A studio isn’t a factory. It’s when peers come together to do creative work, to amplify each other and to make change happen. That can happen in any organization, but it takes commitment.

Seth Godin

What Happened to New Media Design?

“Social media is not just personally unhealthy, it has become a threat to democracy. The tech companies that give us access to an infinity of information have become all-powerful and morally corrupt. And the lack of diversity in Silicon Valley fosters the development of products that idolize efficiency and greed, points us towards a dystopic future global monoculture. We don’t just hear all this, but we feel it, too. Something is profoundly wrong.”

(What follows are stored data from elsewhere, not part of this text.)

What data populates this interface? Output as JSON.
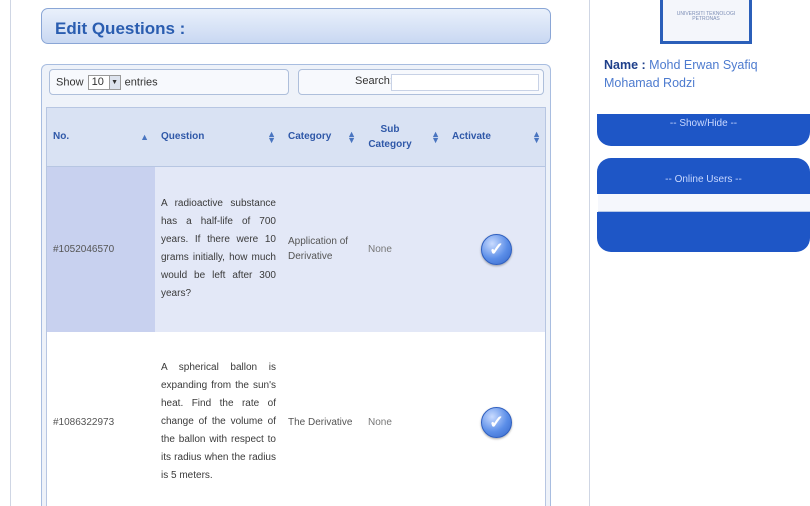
{
  "header": {
    "title": "Edit Questions :"
  },
  "controls": {
    "show_label": "Show",
    "entries_value": "10",
    "entries_label": "entries",
    "search_label": "Search:",
    "search_value": ""
  },
  "table": {
    "columns": [
      "No.",
      "Question",
      "Category",
      "Sub Category",
      "Activate"
    ],
    "rows": [
      {
        "no": "#1052046570",
        "question": "A radioactive substance has a half-life of 700 years. If there were 10 grams initially, how much would be left after 300 years?",
        "category": "Application of Derivative",
        "sub_category": "None",
        "activate_icon": "check-circle-icon"
      },
      {
        "no": "#1086322973",
        "question": "A spherical ballon is expanding from the sun's heat. Find the rate of change of the volume of the ballon with respect to its radius when the radius is 5 meters.",
        "category": "The Derivative",
        "sub_category": "None",
        "activate_icon": "check-circle-icon"
      }
    ]
  },
  "sidebar": {
    "name_label": "Name :",
    "name_value": "Mohd Erwan Syafiq Mohamad Rodzi",
    "showhide_label": "-- Show/Hide --",
    "online_label": "-- Online Users --",
    "logo_text": "UNIVERSITI TEKNOLOGI PETRONAS"
  },
  "colors": {
    "accent": "#1e56c6",
    "header_text": "#2a5db0",
    "row_highlight": "#e3e8f7"
  }
}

What happened to new media design? by David Young

An Essay About a Teenager, Annotated by The Teenager

An essay about raising a teen that was then also annotated by the teen who the essay is about: Raising a Teenage Daughter.

I love the idea of this format and would love to see more of this, about other topics.

The Importance of Having a Breakdown

“A crisis represents an appetite for growth that hasn’t found another way of expressing itself. Many people, after a horrific few months or years of breakdown, will say: ‘I don’t know how I’d ever have gotten well if I hadn’t fallen ill’.”

The Importance of Having a Breakdown

Trust

“An ideal approach trusts others enough to not demand trust in return. It acknowledges the importance of trust without trying to commoditize it. It promotes good decisions, not fear.”

What’s your Uber rating, by Yancey Strickler.